House Judiciary Panel to Hold April Hearing on White Nationalism
“This hearing will examine hate crimes, the impact white nationalist groups have on American communities, and the spread of white identity ideology. The hearing will also foster ideas about what social media companies can do to stem white nationalist propaganda and hate speech online,” said chairman Rep. Jerrold Nadler (D-N.Y.).

The City Gets a New News Source: The City
At one point, there were at least seven dailies in New York, including The Herald Tribune (closed in 1966) and New York Newsday (closed in 1995). The internet was supposed to help news outlets find audiences, but sustainable business models remain elusive. It can feel like daunting times for the local news business. But now comes The City, a new nonprofit newsroom whose website debuted yesterday.

How a New Generation of Black Playwrights Is Taking on Race and Privilege in the Age of Trump
“Driven partly by a recognition that artists of color often possess unique understandings of resistance to reactionary forces, the invigorated attention to this group of gifted writers has led to some remarkable productions, especially on the inexhaustibly charged subject of race.”


Aggression against Journalists on the Rise in Mexico
Being a journalist is one of the most dangerous occupations in Mexico, and the situation is on the rise with a journalist attacked every 16 hours and 99 percent of the cases going unpunished, the press freedom group Article 19 said.

New Extradition Law Would Enable China to Capture Journalists in Hong Kong, Warns Media Watchdog
The Hong Kong Journalists Association has said that an update to Hong Kong’s extradition laws could enable China to get hold of journalists in Hong Kong with all kinds of unfounded charges and bring an end to the limited freedom of speech that Hong Kong still enjoys.

Australia Could Jail Social Media Execs for Showing Violence
Australia’s Parliament passed legislation that could imprison social media executives if their platforms stream real violence such as the New Zealand mosque shootings.

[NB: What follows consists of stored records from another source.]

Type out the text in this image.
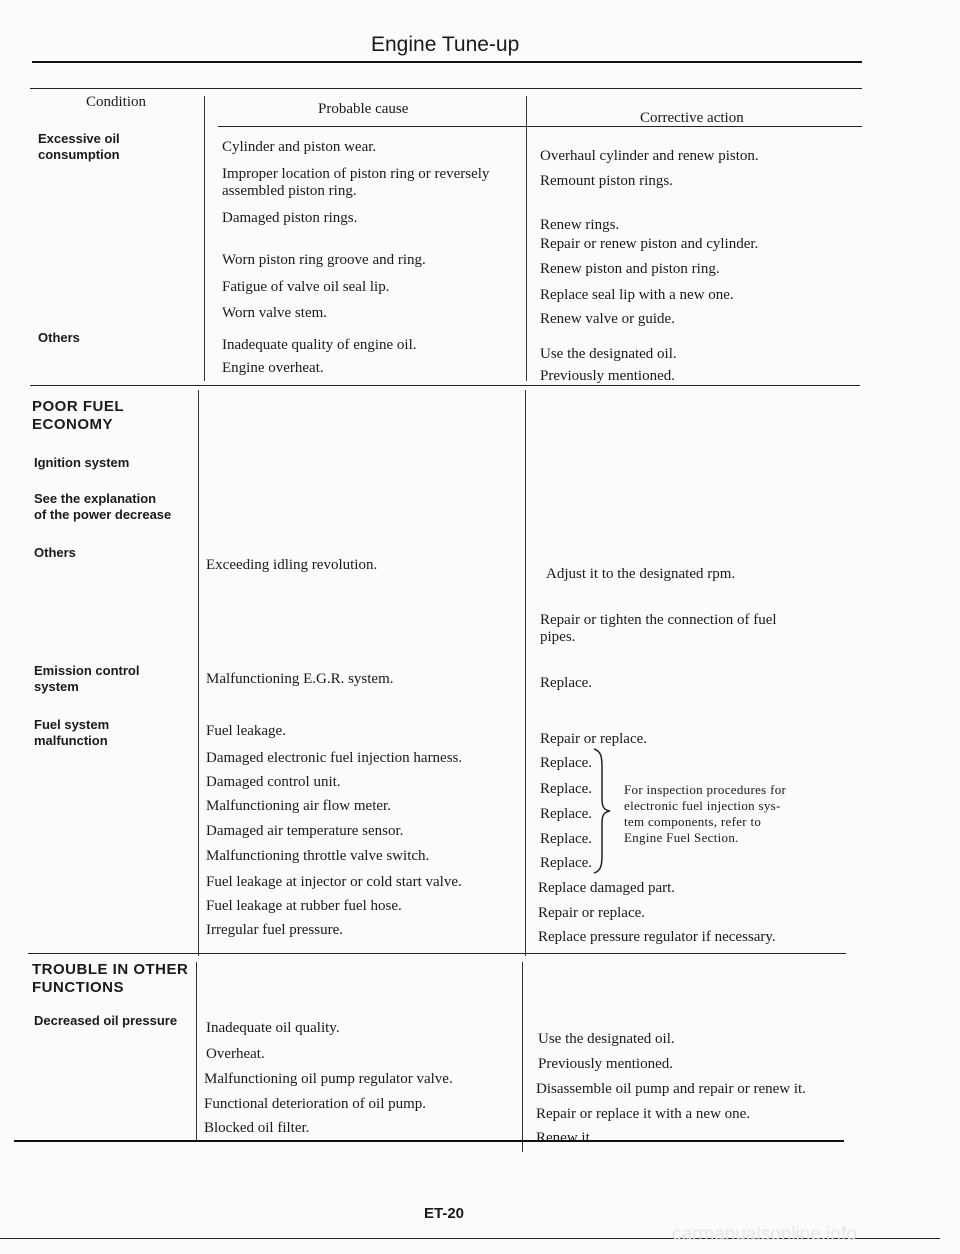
Engine Tune-up
Condition	Probable cause
Corrective action
Excessive oil
consumption
Others
Cylinder and piston wear.
Improper location of piston ring or reversely
assembled piston ring.
Damaged piston rings.
Worn piston ring groove and ring.
Fatigue of valve oil seal lip.
Worn valve stem.
Inadequate quality of engine oil.
Engine overheat.
Overhaul cylinder and renew piston.
Remount piston rings.
Renew rings.
Repair or renew piston and cylinder.
Renew piston and piston ring.
Replace seal lip with a new one.
Renew valve or guide.
Use the designated oil.
Previously mentioned.
POOR FUEL
ECONOMY
Ignition system
See the explanation
of the power decrease
Others
Emission control
system
Fuel system
malfunction
Exceeding idling revolution.
Malfunctioning E.G.R. system.
Fuel leakage.
Damaged electronic fuel injection harness.
Damaged control unit.
Malfunctioning air flow meter.
Damaged air temperature sensor.
Malfunctioning throttle valve switch.
Fuel leakage at injector or cold start valve.
Fuel leakage at rubber fuel hose.
Irregular fuel pressure.
Adjust it to the designated rpm.
Repair or tighten the connection of fuel
pipes.
Replace.
Repair or replace.
Replace.
Replace.
Replace.
Replace.
Replace.
Replace damaged part.
Repair or replace.
Replace pressure regulator if necessary.
For inspection procedures for
electronic fuel injection sys-
tem components, refer to
Engine Fuel Section.
TROUBLE IN OTHER
FUNCTIONS
Decreased oil pressure Inadequate oil quality.
Overheat.
Malfunctioning oil pump regulator valve.
Functional deterioration of oil pump.
Blocked oil filter.
Use the designated oil.
Previously mentioned.
Disassemble oil pump and repair or renew it.
Repair or replace it with a new one.
Renew it.
ET-20
carmanualsonline.info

The crime would be punishable by three years in prison and a fine of 10.5 million Australian dollars or 10 percent of the platform’s annual turnover, whichever is larger.

Moon Jae-in Stresses Need for Free and Fair Press
South Korea’s President Moon Jae-in emphasized the importance of freedom of the press, saying the press has helped shape his nation. Moon also stressed, however, the need for the press to adapt to rapid change in the newspaper business and to strive for fairer and more accurate reporting.